Zement ist angekommen in der Welt der Klimarettung. Neue Entwicklungen könnten den hohen Energieverbrauch und die starke CO2 -Emission bei seiner Herstellung senken. Es sieht so aus, als ob Zement zum "grünen" Vorzeigeprodukt wird.

Zement ist steingewordene Idee. Er steht für grandiose Architektur wie für seelenlose Plattenbauten. Römerzement ist die Frühform dieses universalen Baustoffes. Noch Ende des 19. Jahrhunderts rühmte man seine Härte und vermutete, die Römer hätten ihn mit Salz oder Zucker angerührt. Tatsächlich verfuhren die Römer jedoch so: Sie mischten Puzzolan- und Ziegelmehl, Sand und gebrannten Kalk und stampften den Mörtel mit Bruch- oder Backsteinen in Schalungen. Die Mauer (lat. murus) ersetzte so die griechische Säule als wesentliches Element der Architektur.
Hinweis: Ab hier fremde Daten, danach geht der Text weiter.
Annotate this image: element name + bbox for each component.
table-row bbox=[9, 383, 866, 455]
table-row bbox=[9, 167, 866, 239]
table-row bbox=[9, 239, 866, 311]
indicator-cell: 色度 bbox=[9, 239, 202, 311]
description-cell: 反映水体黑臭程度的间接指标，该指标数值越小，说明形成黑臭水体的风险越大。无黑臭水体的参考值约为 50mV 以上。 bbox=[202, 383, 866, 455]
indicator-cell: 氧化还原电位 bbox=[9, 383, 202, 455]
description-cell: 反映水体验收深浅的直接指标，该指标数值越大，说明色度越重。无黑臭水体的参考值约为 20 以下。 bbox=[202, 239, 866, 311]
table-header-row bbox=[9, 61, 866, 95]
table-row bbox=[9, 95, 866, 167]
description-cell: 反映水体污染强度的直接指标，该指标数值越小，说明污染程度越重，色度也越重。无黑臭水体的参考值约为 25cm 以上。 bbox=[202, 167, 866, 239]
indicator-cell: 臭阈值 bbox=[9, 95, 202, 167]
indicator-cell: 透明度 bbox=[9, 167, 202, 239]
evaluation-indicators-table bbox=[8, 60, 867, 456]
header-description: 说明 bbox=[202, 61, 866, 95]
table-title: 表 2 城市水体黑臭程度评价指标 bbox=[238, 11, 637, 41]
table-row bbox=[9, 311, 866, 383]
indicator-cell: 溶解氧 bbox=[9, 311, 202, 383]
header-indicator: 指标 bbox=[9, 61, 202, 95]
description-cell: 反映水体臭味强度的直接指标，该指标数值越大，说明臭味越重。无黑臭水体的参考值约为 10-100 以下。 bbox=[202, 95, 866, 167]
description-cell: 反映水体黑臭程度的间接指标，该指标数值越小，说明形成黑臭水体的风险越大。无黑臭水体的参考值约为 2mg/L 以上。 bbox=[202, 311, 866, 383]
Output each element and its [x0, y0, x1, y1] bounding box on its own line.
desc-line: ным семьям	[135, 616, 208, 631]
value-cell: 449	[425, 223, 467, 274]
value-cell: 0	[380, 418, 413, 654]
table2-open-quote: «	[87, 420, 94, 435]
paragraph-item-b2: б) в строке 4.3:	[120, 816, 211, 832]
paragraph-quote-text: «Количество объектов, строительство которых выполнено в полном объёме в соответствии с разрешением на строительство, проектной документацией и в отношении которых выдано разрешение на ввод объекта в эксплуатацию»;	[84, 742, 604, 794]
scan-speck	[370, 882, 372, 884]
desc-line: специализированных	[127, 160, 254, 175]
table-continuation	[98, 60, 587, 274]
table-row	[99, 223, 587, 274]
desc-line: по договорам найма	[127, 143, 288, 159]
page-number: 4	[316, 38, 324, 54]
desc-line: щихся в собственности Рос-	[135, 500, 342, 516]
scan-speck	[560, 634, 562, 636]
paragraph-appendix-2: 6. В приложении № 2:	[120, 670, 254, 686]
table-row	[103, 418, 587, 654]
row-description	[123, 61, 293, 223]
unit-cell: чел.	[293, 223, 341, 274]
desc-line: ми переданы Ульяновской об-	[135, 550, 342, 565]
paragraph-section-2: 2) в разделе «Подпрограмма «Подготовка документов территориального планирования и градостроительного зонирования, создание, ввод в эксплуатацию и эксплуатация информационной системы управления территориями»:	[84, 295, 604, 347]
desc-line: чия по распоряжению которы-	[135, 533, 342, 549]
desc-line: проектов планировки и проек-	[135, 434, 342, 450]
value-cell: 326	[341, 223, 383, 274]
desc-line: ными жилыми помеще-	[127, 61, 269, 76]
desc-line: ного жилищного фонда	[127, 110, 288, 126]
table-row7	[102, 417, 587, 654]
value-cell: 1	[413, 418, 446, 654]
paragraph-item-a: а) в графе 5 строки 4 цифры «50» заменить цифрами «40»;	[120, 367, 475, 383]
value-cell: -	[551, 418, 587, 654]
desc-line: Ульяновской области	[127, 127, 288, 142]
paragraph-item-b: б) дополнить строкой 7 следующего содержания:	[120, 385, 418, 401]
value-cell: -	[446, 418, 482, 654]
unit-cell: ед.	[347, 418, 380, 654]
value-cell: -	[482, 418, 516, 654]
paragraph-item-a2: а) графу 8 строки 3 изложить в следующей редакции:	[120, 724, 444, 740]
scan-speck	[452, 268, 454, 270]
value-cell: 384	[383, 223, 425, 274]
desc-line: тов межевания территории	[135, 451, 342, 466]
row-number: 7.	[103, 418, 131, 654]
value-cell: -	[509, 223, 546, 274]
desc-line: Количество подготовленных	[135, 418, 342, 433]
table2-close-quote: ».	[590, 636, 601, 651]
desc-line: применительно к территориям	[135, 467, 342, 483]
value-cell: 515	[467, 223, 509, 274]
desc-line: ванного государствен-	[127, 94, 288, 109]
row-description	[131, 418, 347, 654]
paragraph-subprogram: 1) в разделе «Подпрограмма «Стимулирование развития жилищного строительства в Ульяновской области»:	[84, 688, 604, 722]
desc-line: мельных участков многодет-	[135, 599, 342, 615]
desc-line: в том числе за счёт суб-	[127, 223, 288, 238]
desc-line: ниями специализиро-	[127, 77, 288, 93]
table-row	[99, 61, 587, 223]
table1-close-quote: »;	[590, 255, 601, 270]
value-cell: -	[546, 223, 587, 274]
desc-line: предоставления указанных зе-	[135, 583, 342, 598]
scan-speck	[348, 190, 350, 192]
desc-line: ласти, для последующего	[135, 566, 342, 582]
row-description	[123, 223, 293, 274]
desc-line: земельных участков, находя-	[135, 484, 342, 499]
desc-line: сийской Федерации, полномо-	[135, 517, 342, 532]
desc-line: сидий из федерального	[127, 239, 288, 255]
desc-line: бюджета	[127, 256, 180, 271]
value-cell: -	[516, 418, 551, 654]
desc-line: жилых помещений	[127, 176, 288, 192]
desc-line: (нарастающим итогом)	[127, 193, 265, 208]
Die Römer bauten das Fundament des Kolosseums (Amphitheatrum Flavium) für 50.000 Besucher (72 – 80 n. Chr.) in sumpfigem Boden und schufen mit den Aquädukten die Lebensadern ihrer Städte. Das von Kaiser Hadrian um 120 auf dem Marsfeld erbaute Pantheon ist bis heute ein grandioses Zeugnis römischer Betonbaukunst. Die Kuppel spannt sich über 43 Meter. Um ihr Gewicht möglichst niedrig zu halten, erfanden seine Baumeister Zuschlagstoffe. Den unteren Ringen gaben sie Ziegelbruch zu, den mittleren Tuff, den oberen Bims und dem letzten Ring um den offenen Okulus leere Amphoren. Eine größere Kuppel aus Beton wagte man erst 1913. Der Stettiner Architekt Max Berg (1870 – 1947) baute die Jahrhunderthalle in Breslau mit einer Spannweite von 65 m, die seit 2006 zum Weltkulturerbe zählt. Sie besteht allerdings aus Stahlbeton.

Mühsam neu erfunden

Die Römer nannten Gebäude aus Gussmörtel "opus caementitium". Heute meint der Begriff Zement nur das Bindemittel. Kommt Wasser dazu, spricht man von Mörtel. Mit Sand oder Kies gemischt, wird er zu Beton. Als die Germanen im 5. Jahrhundert die Aquädukte Roms zerstörten, ging mit dem Römischen Weltreich auch das Wissen um den Zement verloren. Die Baumeister des Abschnitts I des Speyerer Doms (1030 – 1061) schafften es beispielsweise nicht, das auf 14 m Spannweite geplante Tonnengewölbe mit Stein zu bauen. Sie mussten auf Holz ausweichen.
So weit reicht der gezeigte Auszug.